Encamped Voices. Sound Recordings of Internees from World War II
During World War I, the Royal Prussian Phonographic Commission was established. The collaboration of linguists, orientalists, experts on Africa, and musicologists produced more than 2,500 grammophone and phonograph sound recordings in German prisoner of war camps. Examples of the music and the songs of “foreign peoples” on wax cylinders were intended to enlarge the collections of the Berlin Phonogram Archive. The speech and dialect samples of various groups of internees on wax discs formed the basis of the Sound Department of the Prussian State Library, established in 1920, and were transferred to the Berlin University in 1934.
The topic of my research are those sound recordings that were produced between 1939 and 1942 under the supervision of the university. Drawing legitimacy from the practice, already established during the First World War, of producing sound recordings in prison camps, three research projects were also carried out in prison camps during the Second World War: in order to analyze foreign languages, sound recordings were again made of African soldiers of the French army, who were interned in German camps in occupied France, as well as Russian soldiers interned in camps in Brandenburg.

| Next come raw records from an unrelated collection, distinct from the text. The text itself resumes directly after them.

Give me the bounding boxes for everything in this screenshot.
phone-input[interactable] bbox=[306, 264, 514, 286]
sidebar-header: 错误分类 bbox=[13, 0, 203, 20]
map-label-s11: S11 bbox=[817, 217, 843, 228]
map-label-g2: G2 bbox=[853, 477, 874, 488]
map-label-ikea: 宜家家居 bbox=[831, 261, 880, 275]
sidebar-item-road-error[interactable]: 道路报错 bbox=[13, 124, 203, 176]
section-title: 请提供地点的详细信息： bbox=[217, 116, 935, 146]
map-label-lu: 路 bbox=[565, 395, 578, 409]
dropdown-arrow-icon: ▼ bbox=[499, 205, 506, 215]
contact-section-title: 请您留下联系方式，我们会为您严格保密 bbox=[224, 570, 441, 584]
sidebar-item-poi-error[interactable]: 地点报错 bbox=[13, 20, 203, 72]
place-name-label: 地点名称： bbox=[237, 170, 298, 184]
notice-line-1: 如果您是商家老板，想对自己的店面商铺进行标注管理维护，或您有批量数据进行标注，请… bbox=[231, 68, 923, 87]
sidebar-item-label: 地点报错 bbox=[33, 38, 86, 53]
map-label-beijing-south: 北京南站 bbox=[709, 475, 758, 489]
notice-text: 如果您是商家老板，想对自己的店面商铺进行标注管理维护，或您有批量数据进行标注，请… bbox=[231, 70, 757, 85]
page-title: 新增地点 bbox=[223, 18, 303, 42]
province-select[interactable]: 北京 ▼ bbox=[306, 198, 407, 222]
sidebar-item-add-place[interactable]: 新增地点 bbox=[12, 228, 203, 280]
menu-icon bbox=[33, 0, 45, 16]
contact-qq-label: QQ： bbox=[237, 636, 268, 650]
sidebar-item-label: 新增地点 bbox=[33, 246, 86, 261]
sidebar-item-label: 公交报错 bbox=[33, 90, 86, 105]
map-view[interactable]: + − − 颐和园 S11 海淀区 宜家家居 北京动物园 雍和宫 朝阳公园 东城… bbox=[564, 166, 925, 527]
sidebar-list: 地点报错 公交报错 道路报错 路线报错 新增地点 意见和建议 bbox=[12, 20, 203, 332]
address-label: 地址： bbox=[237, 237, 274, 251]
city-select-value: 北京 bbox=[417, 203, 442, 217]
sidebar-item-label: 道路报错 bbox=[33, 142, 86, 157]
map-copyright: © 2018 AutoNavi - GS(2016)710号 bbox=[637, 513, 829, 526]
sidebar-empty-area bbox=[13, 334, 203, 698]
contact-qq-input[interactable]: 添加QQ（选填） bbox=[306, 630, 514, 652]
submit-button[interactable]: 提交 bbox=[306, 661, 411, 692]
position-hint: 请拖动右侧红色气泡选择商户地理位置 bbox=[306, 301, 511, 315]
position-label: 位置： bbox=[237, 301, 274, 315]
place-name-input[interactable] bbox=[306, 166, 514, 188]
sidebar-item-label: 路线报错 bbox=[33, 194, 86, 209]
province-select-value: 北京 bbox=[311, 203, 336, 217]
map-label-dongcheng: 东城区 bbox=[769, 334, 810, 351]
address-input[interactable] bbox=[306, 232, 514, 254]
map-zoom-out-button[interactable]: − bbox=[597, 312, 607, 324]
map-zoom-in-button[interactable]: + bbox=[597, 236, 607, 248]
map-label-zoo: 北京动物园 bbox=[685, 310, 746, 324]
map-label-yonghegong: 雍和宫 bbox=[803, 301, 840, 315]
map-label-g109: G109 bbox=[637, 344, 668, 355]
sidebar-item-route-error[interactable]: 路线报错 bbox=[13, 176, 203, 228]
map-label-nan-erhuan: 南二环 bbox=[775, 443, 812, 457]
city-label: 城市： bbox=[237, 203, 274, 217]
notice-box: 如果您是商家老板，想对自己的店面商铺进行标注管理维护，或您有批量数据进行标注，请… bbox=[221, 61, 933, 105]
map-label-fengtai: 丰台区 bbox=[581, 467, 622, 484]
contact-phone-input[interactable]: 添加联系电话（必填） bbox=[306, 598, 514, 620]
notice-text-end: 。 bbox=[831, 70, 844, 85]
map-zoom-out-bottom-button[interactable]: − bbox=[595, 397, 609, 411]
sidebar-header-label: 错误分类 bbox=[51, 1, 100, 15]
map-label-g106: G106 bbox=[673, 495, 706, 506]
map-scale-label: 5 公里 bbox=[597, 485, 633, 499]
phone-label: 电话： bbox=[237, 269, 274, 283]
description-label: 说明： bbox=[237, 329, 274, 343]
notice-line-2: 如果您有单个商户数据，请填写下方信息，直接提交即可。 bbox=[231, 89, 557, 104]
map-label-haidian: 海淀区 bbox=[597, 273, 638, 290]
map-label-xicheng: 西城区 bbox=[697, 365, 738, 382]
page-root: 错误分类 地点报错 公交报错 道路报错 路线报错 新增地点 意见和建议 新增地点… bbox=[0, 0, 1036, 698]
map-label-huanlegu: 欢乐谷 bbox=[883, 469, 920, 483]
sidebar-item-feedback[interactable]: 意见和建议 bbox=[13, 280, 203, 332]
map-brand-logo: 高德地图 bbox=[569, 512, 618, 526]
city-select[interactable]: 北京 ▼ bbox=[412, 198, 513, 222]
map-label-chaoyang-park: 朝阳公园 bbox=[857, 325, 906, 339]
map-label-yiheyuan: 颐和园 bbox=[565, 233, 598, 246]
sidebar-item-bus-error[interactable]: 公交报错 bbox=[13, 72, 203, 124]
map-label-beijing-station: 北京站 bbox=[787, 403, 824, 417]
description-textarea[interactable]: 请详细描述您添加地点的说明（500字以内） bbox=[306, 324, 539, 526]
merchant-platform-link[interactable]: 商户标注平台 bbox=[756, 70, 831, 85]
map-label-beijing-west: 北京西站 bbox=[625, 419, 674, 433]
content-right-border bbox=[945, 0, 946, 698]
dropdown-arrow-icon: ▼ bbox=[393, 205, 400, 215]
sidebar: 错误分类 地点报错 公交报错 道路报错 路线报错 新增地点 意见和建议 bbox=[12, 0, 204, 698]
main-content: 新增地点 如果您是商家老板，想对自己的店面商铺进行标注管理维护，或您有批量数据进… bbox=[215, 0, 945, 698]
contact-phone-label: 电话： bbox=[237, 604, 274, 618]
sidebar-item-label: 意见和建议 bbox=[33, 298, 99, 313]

A third project extended the research agenda established in the 1920s of recording German dialects to the widest possible range: in 1941, academics recorded the dialects of German “Heimkehrer”(repatriates) from Galicia and Volhynia in “volksdeutschen Lagern” (camps of “ethnic Germans”).
My research project traces the unexamined history of the preserved sound recordings from a perspective informed by the history of knowledge and the history of science. It examines how the voices were transferred from the camps to the holdings of the Sound Archive of Humboldt University in Berlin. (Editor’s Note: in German, the word “Lager” is used to denote both a “camp” and a storage space or depot where archival materials are held.) It also asks about structural relations between the camps and the depot of voices in the archive. Sounds, speech, languages and their technical recording and reproduction are situated in an eminently political context that must be analyzed with a view to the past but also to the present.